The Senior Frankenstein (Alphonse’s his Christian name), in a straw hat, white dress shirt, country-roving tweed-trousers, and sharp-toed brown-leather boots, sits on a fallen log with a quarter of a sandwich in each hand. William and Ernst — the former thin and flat-chested, the latter developing a man’s brawn, wearing only square-cut navy-blue shorts that don’t quite reach their knee-caps, their shirts, hats, shoes and socks neatly arranged on the sandy far-bank at that point where the creek’s steeper near-bank bends around the old willow — splash through the the cool waters hunting for crayfish, frogs, and minnows. Now they catch a crayfish and cradling it in scooped hands, run to show their father, who peers over and smiles indulgently while arching spine and shirt away and holding sandwiches far out to the sides.
Elizabeth, Justine and Lee sit on one blanket, all but the latter beneath pretty, dome-shaped purple parasols. They’re laughing at the Senior Frankenstein’s polite abhorrence of having a writhing crustacean splashing about near his fine silk shirt and within smelling-distance of his cucumber-and-butter-on-whole-rye sandwich.
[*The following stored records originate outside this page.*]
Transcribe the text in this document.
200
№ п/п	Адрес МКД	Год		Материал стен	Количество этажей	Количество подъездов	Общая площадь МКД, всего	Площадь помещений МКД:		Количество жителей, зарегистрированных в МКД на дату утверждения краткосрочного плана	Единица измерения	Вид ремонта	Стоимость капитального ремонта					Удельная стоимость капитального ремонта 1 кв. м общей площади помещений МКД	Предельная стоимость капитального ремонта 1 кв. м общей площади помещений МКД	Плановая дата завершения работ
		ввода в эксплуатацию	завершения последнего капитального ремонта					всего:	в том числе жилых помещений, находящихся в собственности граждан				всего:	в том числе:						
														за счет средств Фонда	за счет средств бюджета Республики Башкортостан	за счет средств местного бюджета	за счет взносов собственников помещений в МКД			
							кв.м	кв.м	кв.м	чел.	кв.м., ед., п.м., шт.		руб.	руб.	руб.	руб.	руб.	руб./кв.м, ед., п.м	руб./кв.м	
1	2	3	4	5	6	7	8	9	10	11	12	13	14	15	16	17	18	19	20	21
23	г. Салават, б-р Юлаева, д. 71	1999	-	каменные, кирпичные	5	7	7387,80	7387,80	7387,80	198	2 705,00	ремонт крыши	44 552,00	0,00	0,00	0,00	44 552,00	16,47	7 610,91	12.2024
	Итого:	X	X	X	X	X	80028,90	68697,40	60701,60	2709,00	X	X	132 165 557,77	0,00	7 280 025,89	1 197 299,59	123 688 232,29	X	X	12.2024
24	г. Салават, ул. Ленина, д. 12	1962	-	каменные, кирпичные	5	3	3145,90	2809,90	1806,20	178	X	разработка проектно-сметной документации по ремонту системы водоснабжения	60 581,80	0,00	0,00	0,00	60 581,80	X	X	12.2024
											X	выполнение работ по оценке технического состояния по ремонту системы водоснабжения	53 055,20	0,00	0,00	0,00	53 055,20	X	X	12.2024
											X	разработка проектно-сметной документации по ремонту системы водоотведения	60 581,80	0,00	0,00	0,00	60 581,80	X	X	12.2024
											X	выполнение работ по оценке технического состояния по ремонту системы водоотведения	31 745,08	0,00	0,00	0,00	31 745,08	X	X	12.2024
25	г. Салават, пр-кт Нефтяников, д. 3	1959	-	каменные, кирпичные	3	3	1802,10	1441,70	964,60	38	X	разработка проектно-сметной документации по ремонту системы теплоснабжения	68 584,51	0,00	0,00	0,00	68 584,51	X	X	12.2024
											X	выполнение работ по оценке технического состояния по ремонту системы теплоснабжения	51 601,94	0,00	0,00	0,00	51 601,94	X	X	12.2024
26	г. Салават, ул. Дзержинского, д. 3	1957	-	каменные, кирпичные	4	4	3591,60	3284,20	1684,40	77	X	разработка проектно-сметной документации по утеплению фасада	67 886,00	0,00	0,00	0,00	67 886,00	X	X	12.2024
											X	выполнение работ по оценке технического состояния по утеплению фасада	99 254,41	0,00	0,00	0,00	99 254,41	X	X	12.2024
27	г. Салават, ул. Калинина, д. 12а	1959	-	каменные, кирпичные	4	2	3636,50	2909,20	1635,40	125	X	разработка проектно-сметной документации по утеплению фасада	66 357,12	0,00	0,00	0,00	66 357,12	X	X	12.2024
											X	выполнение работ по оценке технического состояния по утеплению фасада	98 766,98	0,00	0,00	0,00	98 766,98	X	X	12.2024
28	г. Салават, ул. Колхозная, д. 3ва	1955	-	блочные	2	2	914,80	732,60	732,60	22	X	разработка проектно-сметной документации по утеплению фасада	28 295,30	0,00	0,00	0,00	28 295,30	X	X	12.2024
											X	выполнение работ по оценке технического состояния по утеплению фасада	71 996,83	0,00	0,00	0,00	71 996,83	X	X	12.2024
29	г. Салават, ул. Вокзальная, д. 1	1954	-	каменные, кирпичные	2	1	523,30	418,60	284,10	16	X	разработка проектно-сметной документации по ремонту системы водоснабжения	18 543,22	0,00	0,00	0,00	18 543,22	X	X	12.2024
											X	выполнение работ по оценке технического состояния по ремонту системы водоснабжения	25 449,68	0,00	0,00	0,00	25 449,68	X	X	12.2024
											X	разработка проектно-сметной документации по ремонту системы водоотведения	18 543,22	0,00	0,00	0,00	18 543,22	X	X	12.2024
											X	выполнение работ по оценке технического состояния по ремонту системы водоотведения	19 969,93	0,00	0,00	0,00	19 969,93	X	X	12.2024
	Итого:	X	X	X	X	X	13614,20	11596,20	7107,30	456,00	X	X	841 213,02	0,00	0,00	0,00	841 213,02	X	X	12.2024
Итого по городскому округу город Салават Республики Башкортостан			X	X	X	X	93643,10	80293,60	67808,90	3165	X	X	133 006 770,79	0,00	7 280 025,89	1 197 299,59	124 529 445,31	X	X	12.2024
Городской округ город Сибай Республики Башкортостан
Soon they’ll resume their conversation about the merits and deficiencies of a popular poet’s most recent volume — a work eagerly awaited throughout Europe and beyond, but now meeting with a rather tepid reception — a reception which two of the three find unjust.
Vuh, Clerval, and Victor are arranged cross-legged in a little circle on another blanket, each nursing an apple, their conversation turning now towards Johann Wolfgang von Goethe’s Die Leiden des Jungen Werthers, first published in 1774, with a revised edition released 1787.
“It is the story of a young man, a very young man, a young man’s story.”
“Are we not yet young men?”
“The fellow simply goes too far! From the beginning! His exultation in nature, in simple folk, in Lotte herself — it’s all really an exultation in his own fine feelings. And why are they so fine? Because he’s 20 years old and needn’t work, but can instead spend his time reading his Homer, pursuing a little recreational light gardening, taking coffee and beer in the local establishment, conversing, dancing, tossing kingly alms to the underclass, and otherwise avoiding any impediment to fine feelings and self-satisfactions!”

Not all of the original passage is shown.